Psikoloji bu duruma aktarılmış travma der. Bilimsel çalışmalar, özellikle de epigenetik alanındaki araştırmalar, travmaların yalnızca anılarla değil, hücrelerimizdeki gen ifadesiyle bile gelecek nesillere aktarılabileceğini ortaya koyuyor. Bir kuşakta yaşanan savaş, göç, yoksulluk ya da aile içi çatışma, sonraki kuşakta açıklanamayan kaygılar, kronik huzursuzluk ya da kontrolsüz öfke olarak kendini gösterebiliyor.

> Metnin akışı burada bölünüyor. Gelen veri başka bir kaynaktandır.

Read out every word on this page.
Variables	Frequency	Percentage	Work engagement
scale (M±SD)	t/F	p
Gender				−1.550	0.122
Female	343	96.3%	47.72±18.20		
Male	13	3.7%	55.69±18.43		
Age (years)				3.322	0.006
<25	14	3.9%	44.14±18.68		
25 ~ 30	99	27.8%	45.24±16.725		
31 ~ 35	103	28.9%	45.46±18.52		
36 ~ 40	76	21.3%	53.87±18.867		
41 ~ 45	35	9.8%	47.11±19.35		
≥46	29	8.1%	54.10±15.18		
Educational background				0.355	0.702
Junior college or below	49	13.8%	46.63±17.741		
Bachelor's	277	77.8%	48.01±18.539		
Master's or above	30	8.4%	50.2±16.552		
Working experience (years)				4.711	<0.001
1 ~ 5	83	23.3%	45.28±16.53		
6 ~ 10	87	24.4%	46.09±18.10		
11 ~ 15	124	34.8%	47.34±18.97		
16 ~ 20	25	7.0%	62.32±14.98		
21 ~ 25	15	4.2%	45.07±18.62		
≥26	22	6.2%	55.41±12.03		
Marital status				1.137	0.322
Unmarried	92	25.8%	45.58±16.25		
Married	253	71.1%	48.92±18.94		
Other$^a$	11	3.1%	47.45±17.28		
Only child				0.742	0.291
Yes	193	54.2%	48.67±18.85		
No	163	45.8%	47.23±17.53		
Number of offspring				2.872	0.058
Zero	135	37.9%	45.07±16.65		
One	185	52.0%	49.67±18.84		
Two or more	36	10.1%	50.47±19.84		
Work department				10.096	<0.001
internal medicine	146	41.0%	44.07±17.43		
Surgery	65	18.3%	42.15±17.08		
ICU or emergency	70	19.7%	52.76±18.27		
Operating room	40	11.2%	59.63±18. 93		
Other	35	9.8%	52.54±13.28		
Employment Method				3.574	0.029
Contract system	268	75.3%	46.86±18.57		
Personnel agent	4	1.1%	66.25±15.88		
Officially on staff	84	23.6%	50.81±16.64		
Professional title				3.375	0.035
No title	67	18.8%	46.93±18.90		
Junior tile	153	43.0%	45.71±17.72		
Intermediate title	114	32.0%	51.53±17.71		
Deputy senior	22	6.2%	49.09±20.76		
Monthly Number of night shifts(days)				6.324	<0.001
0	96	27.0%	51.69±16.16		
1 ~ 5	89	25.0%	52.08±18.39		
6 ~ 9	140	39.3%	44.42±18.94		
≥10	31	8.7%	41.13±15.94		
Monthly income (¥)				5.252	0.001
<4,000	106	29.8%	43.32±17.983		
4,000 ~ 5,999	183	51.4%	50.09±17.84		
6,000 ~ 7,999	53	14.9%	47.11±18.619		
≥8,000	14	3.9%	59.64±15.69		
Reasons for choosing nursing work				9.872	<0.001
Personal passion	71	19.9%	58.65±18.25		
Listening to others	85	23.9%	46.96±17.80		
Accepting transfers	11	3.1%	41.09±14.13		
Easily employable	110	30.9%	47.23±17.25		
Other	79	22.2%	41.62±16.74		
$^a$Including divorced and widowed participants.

Gündelik hayatta bunu çok net görebiliriz. Çocuk sürekli diken üstünde dolaşıyorsa, en ufak bir sesle irkiliyorsa, bazen sadece kendi yaşadığı olayların değil, anne babasının geçmişte bastırdığı korkuların da yankısını taşıyor olabilir. Bir ailede kuşaklar boyunca süren huzursuz evlilikler, bitmeyen gerginlikler ya da ekonomik kaygılar, yeni nesilde bir tür “default ayar” gibi devralınıyor.

Bu durum, suçlamak için değil anlamak için önemli. Çünkü fark ettiğimiz anda zinciri kırma şansımız doğuyor. Terapi, farkındalık çalışmaları, yazmak, sanat üretmek ya da bedenle barışık pratikler… Hepsi, bu görünmez mirasın taşlarını sırtımızdan indirmeye yardımcı oluyor.

Huzuru sadece dışarıda aramak boşuna. İçimizdeki kökleri görmeden, dedemizden, anneannemizden bize sızmış yaraları tanımadan gerçek anlamda dinginliğe varamıyoruz. Belki de en değerli miras, maddi olanlar değil, bu zinciri fark edip geleceğe daha hafif bir ruh bırakabilmek.